L’ultima puntata di questa farsa. Si consuma il 5 dicembre, con una ulteriore seduta della Commissione Affari costituzionali del Senato, che fa registrare l’ennesimo flop, inducendo il presidente della Commissione, il senatore Carlo Vizzini (Psi), ad ammettere: «Abbiamo le ore contate, la legislatura sta finendo, o ci riusciamo al più presto o è inutile continuare a parlare di nuova legge elettorale».

Parliamoci chiaro: ormai il disegno è palese (e lo abbiamo espresso più volte in precedenza). Una nuova legge elettorale non la vuole nessuno (o quasi). Né il Pd (che si dice certo di vincere le elezioni, e che, con il Porcellum, avrebbe la maggioranza alla Camera) né il Pdl (che, con il Porcellum, ritiene possibile un pareggio al Senato, per poi puntare a lavorare per un governo di emergenza nazionale, magari ancora a guida Monti).

In ogni caso, dopo dieci mesi di infruttuosi tentativi (giuoco degli equivoci, come l’ha definito Napolitano), non ci attira nemmeno la prospettiva di una "legge pateracchio" (una sorta di  "porcellum 2.0"), varata in zona-cesarini, ad usum delphini.

C’è da tremare al solo pensiero di cosa attenda il nostro Paese allorché "la politica" (questa politica) tornerà a prenderne in mano (legittimamente) le redini dopo la parentesi della "tecnocrazia" (vituperata come vulnus alla democrazia, ma che non vorremmo amaramente rimpiangere).

 

Se rimane la legge attuale. Occorrerà limitare i danni. In che modo? Suggeriamo tre possibili vie da percorrere.

In primo luogo, se resta il Porcellum, considerato il successo delle primarie del centro-sinistra per la scelta del candidato premier (e sperando che si tengano, con altrettanto successo, anche quelle del centro-destra), sarebbe quantomeno auspicabile che vengano promosse nuove consultazioni primarie, all’interno dei vari partiti, anche per la selezione dei candidati al Parlamento da inserire nelle liste.

In secondo luogo, se  il governo varerà il decreto “liste pulite”, ci auguriamo che il Parlamento – se non vuole proprio perderci definitivamente la faccia – lo approvi senza se e senza ma, lasciando fuori dalla prossima assise almeno i condannati con sentenza definitiva.

In terzo luogo, si ponga coraggiosamente mano al ricambio generazionale, non ricandidando più quanti hanno "soggiornato" in Parlamento oltre un numero "decente" di mandati (due al massimo tre legislature). Anche se si tratta di “padri nobili”? A maggior ragione. I partiti sapranno come valorizzarne il patrimonio di maturità ed esperienza, affidando loro incarichi di prestigio all’interno delle rispettive organizzazioni.
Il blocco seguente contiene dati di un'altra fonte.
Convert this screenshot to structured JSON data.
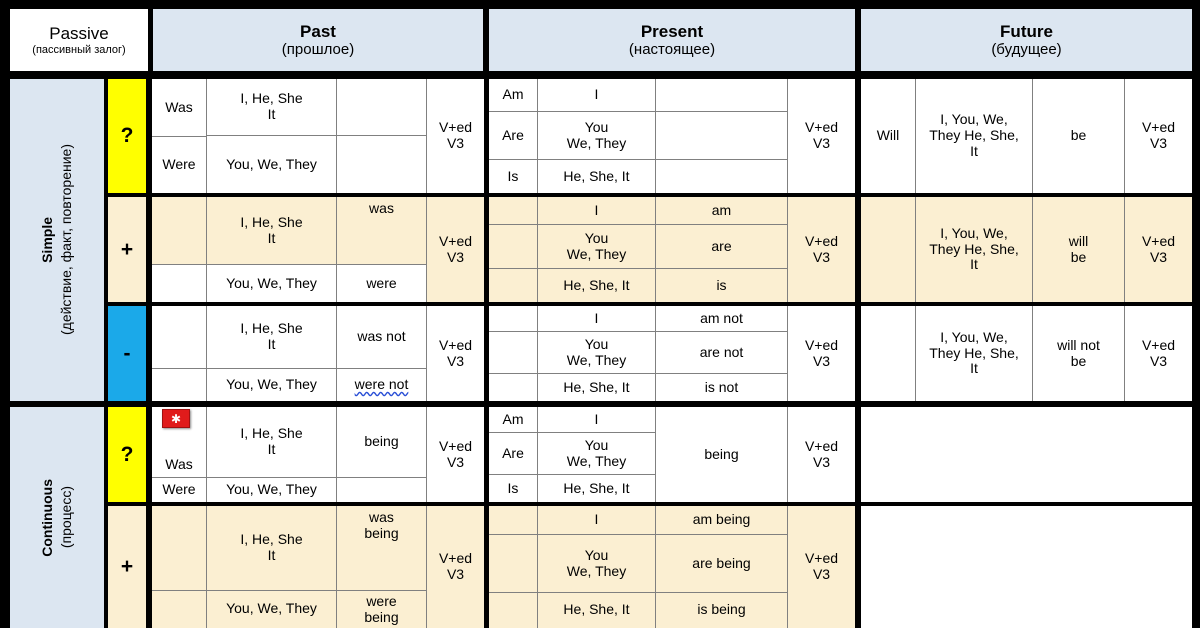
{
  "corner": {
    "title_en": "Passive",
    "title_ru": "(пассивный залог)"
  },
  "tense_headers": [
    {
      "en": "Past",
      "ru": "(прошлое)"
    },
    {
      "en": "Present",
      "ru": "(настоящее)"
    },
    {
      "en": "Future",
      "ru": "(будущее)"
    }
  ],
  "aspects": [
    {
      "en": "Simple",
      "ru": "(действие, факт, повторение)"
    },
    {
      "en": "Continuous",
      "ru": "(процесс)"
    }
  ],
  "signs": {
    "question": "?",
    "positive": "+",
    "negative": "-"
  },
  "verb_form": "V+ed\nV3",
  "comment_marker": "✱",
  "simple": {
    "question": {
      "past": {
        "aux": [
          "Was",
          "Were"
        ],
        "subjects": [
          "I, He, She\nIt",
          "You, We, They"
        ],
        "middle": [
          "",
          ""
        ],
        "form": "V+ed\nV3"
      },
      "present": {
        "aux": [
          "Am",
          "Are",
          "Is"
        ],
        "subjects": [
          "I",
          "You\nWe, They",
          "He, She, It"
        ],
        "middle": [
          "",
          "",
          ""
        ],
        "form": "V+ed\nV3"
      },
      "future": {
        "aux": "Will",
        "subjects": "I, You, We,\nThey He, She,\nIt",
        "middle": "be",
        "form": "V+ed\nV3"
      }
    },
    "positive": {
      "past": {
        "aux": [
          "",
          ""
        ],
        "subjects": [
          "I, He, She\nIt",
          "You, We, They"
        ],
        "middle": [
          "was",
          "were"
        ],
        "form": "V+ed\nV3"
      },
      "present": {
        "aux": [
          "",
          "",
          ""
        ],
        "subjects": [
          "I",
          "You\nWe, They",
          "He, She, It"
        ],
        "middle": [
          "am",
          "are",
          "is"
        ],
        "form": "V+ed\nV3"
      },
      "future": {
        "aux": "",
        "subjects": "I, You, We,\nThey He, She,\nIt",
        "middle": "will\nbe",
        "form": "V+ed\nV3"
      }
    },
    "negative": {
      "past": {
        "aux": [
          "",
          ""
        ],
        "subjects": [
          "I, He, She\nIt",
          "You, We, They"
        ],
        "middle": [
          "was not",
          "were not"
        ],
        "form": "V+ed\nV3"
      },
      "present": {
        "aux": [
          "",
          "",
          ""
        ],
        "subjects": [
          "I",
          "You\nWe, They",
          "He, She, It"
        ],
        "middle": [
          "am not",
          "are not",
          "is not"
        ],
        "form": "V+ed\nV3"
      },
      "future": {
        "aux": "",
        "subjects": "I, You, We,\nThey He, She,\nIt",
        "middle": "will not\nbe",
        "form": "V+ed\nV3"
      }
    }
  },
  "continuous": {
    "question": {
      "past": {
        "aux": [
          "Was",
          "Were"
        ],
        "subjects": [
          "I, He, She\nIt",
          "You, We, They"
        ],
        "middle": [
          "being",
          ""
        ],
        "form": "V+ed\nV3"
      },
      "present": {
        "aux": [
          "Am",
          "Are",
          "Is"
        ],
        "subjects": [
          "I",
          "You\nWe, They",
          "He, She, It"
        ],
        "middle": "being",
        "form": "V+ed\nV3"
      },
      "future": {
        "aux": "",
        "subjects": "",
        "middle": "",
        "form": ""
      }
    },
    "positive": {
      "past": {
        "aux": [
          "",
          ""
        ],
        "subjects": [
          "I, He, She\nIt",
          "You, We, They"
        ],
        "middle": [
          "was\nbeing",
          "were\nbeing"
        ],
        "form": "V+ed\nV3"
      },
      "present": {
        "aux": [
          "",
          "",
          ""
        ],
        "subjects": [
          "I",
          "You\nWe, They",
          "He, She, It"
        ],
        "middle": [
          "am  being",
          "are  being",
          "is  being"
        ],
        "form": "V+ed\nV3"
      },
      "future": {
        "aux": "",
        "subjects": "",
        "middle": "",
        "form": ""
      }
    }
  },
  "colors": {
    "header_blue": "#DCE6F1",
    "beige": "#FBEFD2",
    "yellow": "#FFFF00",
    "cyan": "#1BA9E9",
    "badge_red": "#E01B1B",
    "gridline": "#000000"
  }
}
Altrimenti? Beh. Supponiamo che i partiti, "costretti" (loro malgrado?) a tornare al voto (per la terza volta) con le liste-bloccate, perseverino nel comporre queste liste inserendovi candidati scelti discrezionalmente e nell’ordine di graduatoria, dalle proprie segreterie centrali. E supponiamo ancora che fra questi candidati continuino a figurare personalità con gravi onerosità nella propria fedina penale. E supponiamo, infine, che in queste liste continuino a trovare posto parlamentari uscenti, anche con sette o più legislature alle spalle. Cosa potrebbe succedere? Che i cittadini-elettori, drizzando la schiena, molto semplicemente decidano di non andare a votare, rifiutando di ratificare scelte eterodirette e lesive della sovranità assegnata loro dalla Costituzione.

Per la serie: «Sono questi che volete? Votateli voi da soli».